This is a question HighBridge hears frequently. Obviously, HighBridge is “bullish” on the Cannabis industry in general, and our company in particular!
Specific to HighBridge, the company is continually reviewing its progress, accomplishments and opportunities. This leads us to reconsider the overall valuation of the company, as well as what that looks like on a “per share” basis. With that in mind, HighBridge now considers itself to be out of the R&D phase and entering the Execution stage. This will soon be reflected in a higher per share valuation.*
As the industry moves closer to national legalization, it is clear that investment capital is being positioned to move into the cannabis arena. When that happens it will undoubtedly spur a huge growth in valuation for all cannabis and cannabis related companies.
Consider the following article from the March 5, 2020 Cannabis Investors Newsletter. Then ask yourself if the time is right for you to add HighBridge to your portfolio and investment strategy.
*For questions or more information, please contact HighBridge Investor Relations: email@example.com.

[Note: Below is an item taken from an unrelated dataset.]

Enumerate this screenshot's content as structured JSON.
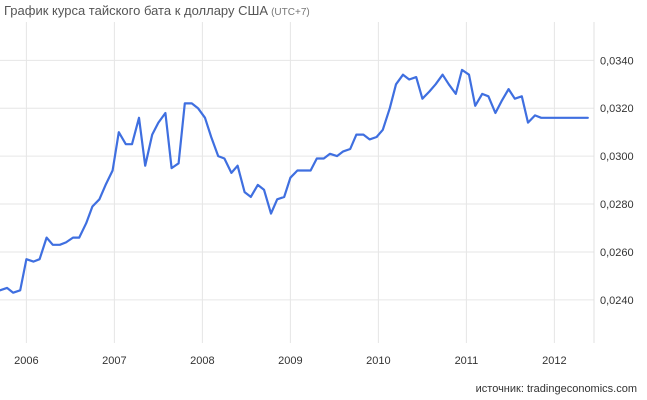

A New Surge of Cannabis Cash Is Ready to Be Spent
Institutional investors are ready to make their cannabis play…
Cannabis isn’t waiting for Wall Street. There is a wall of money building up, reaching billions of dollars. Corporations and private equity pros see the opportunity to mint incredible profits. And the last year made this opportunity five times bigger.
There are literally billions of dollars in cash sitting on balance sheets. Canopy Growth Corp. (NYSE: CGC) and Cronos Group Inc. (Nasdaq: CRON) alone have $4.4 billion in cash between them.
And another $2.8 billion sitting in newly formed companies specifically created to buy up cannabis companies. That $7.2 billion is enough to buy up almost every publicly traded cannabis company. In fact, it’ll cover the cost of about 80% of publicly-traded cannabis companies tracked in the NICILytics database.
So, the money is there – primed to buy up cannabis companies and assets.
As that wave scoops up cannabis stocks, anyone invested correctly in cannabis right now is perfectly positioned to ride this wave of capital to all-time highs, and beyond.
And at the Benzinga Cannabis Capital Conference in Miami last week, there was even more proof of players looking to make their move in cannabis…
New-Found Purchasing Power
For starters, the conference kicked off with a keynote address from former Canopy Growth CEO Bruce Linton. In his talk, he announced he’s launching a special purpose acquisition corporation (SPAC) called Collective Growth Corp. that’s already seeded with $150 million.
Now, SPACs are interesting vehicles. These are “blank check” companies, meaning they raise money with no real mandate.
They are mostly used for the specific purpose of funding acquisitions, and should the money not be invested usually within eighteen to twenty-four months, that money is returned to investors – sometimes with interest.
This latest SPAC from Bruce joins 11 other SPACs of which I’m aware.
Combined, these buy-up pools of money have $2.8 billion in purchasing power between them. And many of these SPACs are backed by venture capital funds, private equity firms, and investment banks.
Institutional Investors Look to Claim Their Stake
This was one of the first cannabis conferences where most of the investment bankers weren’t Canadian banks. Instead, traditional Wall Street bankers, some Americanbased boutique firms, and at least five other venture funds all looking for deals in private cannabis startups were there. And it’s no wonder – as our Cannabis Venture Syndicate members know, private investment deals have the potential to create life-changing profits.
This tells us that institutional investors in the United States are now looking hard at cannabis companies.
That means stock ownership will soon move into the hands of stronger, more strategically-oriented investors – and stock prices will make their way higher, properly reflecting a doubling of revenues and markedly-improved profitability.
U.S. Companies Plan to Expand Through Acquisition
Well-funded multi-state operators (MSOs), like Cresco Labs Inc. (OTC: CRLBF) with $200 million in credit lined up, are ready to take advantage of ground-floor stock prices and expand through careful acquisition.
In the cannabis industry, becoming a multi-state operator (MSO) is more important than ever.**
Another thing that struck me was how attendance was dominated by American multi-state operators rather than Canadian limited partnerships (LPs).
Companies like SLANG Worldwide Inc. (OTC: SLGWF) and privately-held Wana Brands seemed to have partnerships left and right, as everyone is looking to export their brand across the country.
Finally, the conference was twice as big as last year. That speaks to the fact that there is a lot of resilience among cannabis players and confidence in the year ahead.